Des noms de bières pour les exoplanètes du système solaire Trappist-1 ?

Le système d'exoplanètes Trappist-1
Le système d'exoplanètes Trappist-1 - © NASA/JPL-Caltech

Donner à sept exoplanètes les noms des bières trappistes belges ? La blague commence à prendre et la demande pourrait bien être introduite cet été après un symposium d'astronomie qui doit se tenir à Liège. Il faut dire que le système solaire dans lequel tournent ces sept planètes s'appelle déjà Trappist-One.

Ces sept exoplanètes ont été découvertes par des chercheurs liégeois et vous avez deviné quel genre de bière aiment nos astronomes. C'est déjà pour ça que leur téléscope s'appelle Trappist. Trappist, en Anglais ce sont les initiales de « petit téléscope pour observer des planètes qui passent devant leur étoile » (TRAnsiting Planets and PlanetesImals Small Telescope). Avec cet appareil installé dans le désert chilien, les astronomes ont repéré un système solaire : une petite étoile rouge avec sept objets qui tournent autour. Des exoplanètes. De manière très logique, ce système solaire a pris le nom du téléscope : Trappist-1.

Hello Houston ? Pour nommer ces planètes, les Belges ont la solution !

Les 7 exoplanètes, elles, n'ont pas encore de noms officiels. La nomenclature classique voudrait qu'elles soient appelées Trappist-1 b, Trappist-1 c, Trappist-1 d etc. Mais les astronomes liégeois ont de la suite dans les idées. Puisque le système s'appelle déjà Trappist-1, pourquoi ne pas baptiser ses 7 planètes du nom de sept bières trappistes ?

« Westvleteren, Westmalle, Orval, Chimay... La question, ça va être de faire accepter ces noms par l'union astronomique internationale » remarque l'astronome Michaël Gillon. « Je pense que ça va paraître un petit peu farfelu, mais c'est quand même nous qui l'avons découvert ce système, c'est un avantage. »

Justement, Liège organise dans trois semaines un colloque international d'astronomie consacré au système Trappist-1. Seront là tous les experts qui étudient ce système solaire situé à 40 années-lumière du nôtre. Ce sera l'occasion pour les astronomes liégeois de tester leur petite idée. Comme Trappist-1 compte sept planètes et qu'il n'y a que six bières trappistes en Belgique, ils pourraient proposer que la septième planète soit baptisée du nom d'une trappiste américaine.
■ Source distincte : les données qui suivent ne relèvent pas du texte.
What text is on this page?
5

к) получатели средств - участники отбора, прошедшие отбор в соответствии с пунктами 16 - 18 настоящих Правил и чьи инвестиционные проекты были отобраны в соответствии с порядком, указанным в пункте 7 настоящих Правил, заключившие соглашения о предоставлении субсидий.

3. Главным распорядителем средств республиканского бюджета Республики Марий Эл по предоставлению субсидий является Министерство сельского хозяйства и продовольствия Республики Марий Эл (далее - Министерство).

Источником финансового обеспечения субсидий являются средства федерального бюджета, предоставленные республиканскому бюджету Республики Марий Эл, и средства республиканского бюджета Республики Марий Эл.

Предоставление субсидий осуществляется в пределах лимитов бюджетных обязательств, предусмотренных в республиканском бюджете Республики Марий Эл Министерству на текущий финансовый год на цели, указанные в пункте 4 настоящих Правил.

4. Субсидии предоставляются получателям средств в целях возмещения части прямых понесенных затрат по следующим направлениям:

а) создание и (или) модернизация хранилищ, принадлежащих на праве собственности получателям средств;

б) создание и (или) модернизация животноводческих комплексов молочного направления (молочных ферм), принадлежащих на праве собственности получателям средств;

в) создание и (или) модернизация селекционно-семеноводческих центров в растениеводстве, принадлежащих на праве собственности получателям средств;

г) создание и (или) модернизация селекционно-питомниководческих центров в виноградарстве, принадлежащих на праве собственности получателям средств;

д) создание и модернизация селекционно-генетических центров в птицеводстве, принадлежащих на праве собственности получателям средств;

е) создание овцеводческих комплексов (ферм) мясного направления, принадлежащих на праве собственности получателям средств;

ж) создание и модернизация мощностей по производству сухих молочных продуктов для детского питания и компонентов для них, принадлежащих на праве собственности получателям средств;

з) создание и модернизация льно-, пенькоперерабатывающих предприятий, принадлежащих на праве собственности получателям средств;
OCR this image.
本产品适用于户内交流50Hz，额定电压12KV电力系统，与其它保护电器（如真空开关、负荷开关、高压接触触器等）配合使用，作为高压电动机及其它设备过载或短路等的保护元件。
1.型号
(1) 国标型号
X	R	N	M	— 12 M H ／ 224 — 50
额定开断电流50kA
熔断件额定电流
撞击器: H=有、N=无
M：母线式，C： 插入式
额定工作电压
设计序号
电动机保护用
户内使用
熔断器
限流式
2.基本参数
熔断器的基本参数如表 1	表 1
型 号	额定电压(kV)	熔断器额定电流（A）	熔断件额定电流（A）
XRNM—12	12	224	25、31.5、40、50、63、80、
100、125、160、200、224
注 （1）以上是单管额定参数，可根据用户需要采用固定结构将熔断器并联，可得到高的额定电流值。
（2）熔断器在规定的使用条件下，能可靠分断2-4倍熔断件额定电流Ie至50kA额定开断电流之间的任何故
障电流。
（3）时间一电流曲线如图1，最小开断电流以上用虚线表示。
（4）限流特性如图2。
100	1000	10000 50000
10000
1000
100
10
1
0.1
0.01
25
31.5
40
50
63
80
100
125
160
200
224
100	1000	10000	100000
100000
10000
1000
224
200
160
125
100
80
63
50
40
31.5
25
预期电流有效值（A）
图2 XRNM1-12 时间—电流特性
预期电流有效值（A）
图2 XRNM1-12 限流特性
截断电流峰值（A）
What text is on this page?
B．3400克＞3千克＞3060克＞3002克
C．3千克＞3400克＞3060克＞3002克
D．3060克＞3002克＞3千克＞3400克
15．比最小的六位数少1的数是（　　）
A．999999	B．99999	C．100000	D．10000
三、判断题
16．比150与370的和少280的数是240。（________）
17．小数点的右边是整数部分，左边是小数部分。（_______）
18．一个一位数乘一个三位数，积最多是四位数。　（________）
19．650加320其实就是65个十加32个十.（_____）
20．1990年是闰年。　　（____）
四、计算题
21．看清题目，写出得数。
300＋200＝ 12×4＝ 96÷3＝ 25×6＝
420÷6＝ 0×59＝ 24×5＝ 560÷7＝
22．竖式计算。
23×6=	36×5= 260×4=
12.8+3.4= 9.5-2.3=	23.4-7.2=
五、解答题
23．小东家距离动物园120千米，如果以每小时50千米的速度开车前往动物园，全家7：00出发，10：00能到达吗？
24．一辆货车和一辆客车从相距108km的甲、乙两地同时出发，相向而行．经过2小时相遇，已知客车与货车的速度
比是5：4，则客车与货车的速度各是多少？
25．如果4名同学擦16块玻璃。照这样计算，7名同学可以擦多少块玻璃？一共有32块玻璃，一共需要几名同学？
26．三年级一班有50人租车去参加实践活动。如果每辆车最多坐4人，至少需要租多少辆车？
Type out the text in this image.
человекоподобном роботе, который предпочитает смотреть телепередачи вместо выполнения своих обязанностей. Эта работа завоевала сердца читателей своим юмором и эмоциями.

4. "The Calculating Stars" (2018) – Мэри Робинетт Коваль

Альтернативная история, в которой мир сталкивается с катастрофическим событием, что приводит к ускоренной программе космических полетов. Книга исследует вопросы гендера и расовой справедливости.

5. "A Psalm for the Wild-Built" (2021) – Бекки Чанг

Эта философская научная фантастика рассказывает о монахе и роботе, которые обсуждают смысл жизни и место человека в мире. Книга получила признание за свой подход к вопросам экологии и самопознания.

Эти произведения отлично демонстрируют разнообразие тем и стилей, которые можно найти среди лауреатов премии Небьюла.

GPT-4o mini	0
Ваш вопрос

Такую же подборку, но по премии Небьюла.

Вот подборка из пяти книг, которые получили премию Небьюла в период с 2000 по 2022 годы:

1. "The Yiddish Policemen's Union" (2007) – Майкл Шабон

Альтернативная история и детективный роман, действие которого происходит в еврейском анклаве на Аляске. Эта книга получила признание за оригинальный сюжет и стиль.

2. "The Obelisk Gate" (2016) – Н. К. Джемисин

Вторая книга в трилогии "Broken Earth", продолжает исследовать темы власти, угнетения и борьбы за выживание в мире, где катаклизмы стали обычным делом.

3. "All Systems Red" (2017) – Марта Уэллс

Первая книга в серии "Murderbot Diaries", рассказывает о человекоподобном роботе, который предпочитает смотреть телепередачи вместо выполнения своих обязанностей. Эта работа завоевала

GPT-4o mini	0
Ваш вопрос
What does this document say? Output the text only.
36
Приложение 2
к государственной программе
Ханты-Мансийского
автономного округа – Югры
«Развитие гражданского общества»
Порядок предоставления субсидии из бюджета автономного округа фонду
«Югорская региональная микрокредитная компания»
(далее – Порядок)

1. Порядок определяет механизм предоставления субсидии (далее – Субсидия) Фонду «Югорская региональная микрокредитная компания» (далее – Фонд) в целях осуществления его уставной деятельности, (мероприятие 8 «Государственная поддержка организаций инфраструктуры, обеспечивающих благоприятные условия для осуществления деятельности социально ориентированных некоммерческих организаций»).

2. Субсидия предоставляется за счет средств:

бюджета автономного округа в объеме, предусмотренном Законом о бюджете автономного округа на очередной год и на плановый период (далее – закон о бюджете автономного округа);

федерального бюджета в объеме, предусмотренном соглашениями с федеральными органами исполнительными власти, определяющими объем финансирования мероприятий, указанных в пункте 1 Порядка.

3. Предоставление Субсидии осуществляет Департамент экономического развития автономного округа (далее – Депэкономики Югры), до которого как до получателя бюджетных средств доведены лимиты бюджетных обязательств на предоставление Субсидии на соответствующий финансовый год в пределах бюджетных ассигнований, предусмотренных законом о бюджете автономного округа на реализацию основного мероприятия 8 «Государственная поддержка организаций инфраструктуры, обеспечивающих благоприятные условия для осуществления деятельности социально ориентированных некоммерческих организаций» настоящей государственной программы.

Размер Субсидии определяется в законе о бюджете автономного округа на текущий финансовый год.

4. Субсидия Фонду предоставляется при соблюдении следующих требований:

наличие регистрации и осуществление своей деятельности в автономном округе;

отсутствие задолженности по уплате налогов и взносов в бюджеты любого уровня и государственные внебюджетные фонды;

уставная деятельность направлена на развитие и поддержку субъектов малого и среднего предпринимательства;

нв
Une manière futée de convaincre leurs collègues astronomes. « Si l'idée plaît » conclut Michaël Gillon, « on pourrait introduire officellement la demande cet été ».

Un nouveau téléscope à Ténérife

Trappist-1 n'est évidemment pas le seul système solaire dans le ciel. Et les astronomes liégeois comptent bien en découvrir d'autres. Un nouveau téléscope va les y aider. Il est en cours d'installation à Ténérife, aux îles Canaries. Il s'appelle Spéculoos-nord et il vient compléter un système que les chercheurs liégeois ont commencé à installer en Amérique du sud et en Afrique du nord. 

« Ce téléscope que nous sommes en train de terminer à Ténérife s'intègre dans un projet que nous appelons Speculoos » expose Michaël Gillon. « On cherche à repérer des systèmes planétaires analogues à Trappist-1. On se focalise sur des étoiles très petites, beaucoup plus petites que notre Soleil, très froides, pour lesquelles si on détecte des planètes potentiellement habitables, on pourrait, avec les nouveaux téléscopes, étudier l'athmosphère et détecter d'éventuelles traces de vie. 

Ténérife est un excellent emplacement pour l'observation astronomique. Le ciel y est clair, avec peu de nuages, et le site est protégé de la pollution lumineuse, même s'il y a une grosse activité touristique sur la côte. Un téléscope comme celui-là coute un million d'Euros. L'Université de Liège a mis dix pour cent de la somme ».  

Ce téléscope est robotisé. Ca veut dire qu'il est commandé à distance, à partir d'un ordinateur ou d'une tablette. Les derniers essais sont en cours. L'inauguration est prévue pour la fin du mois de juin.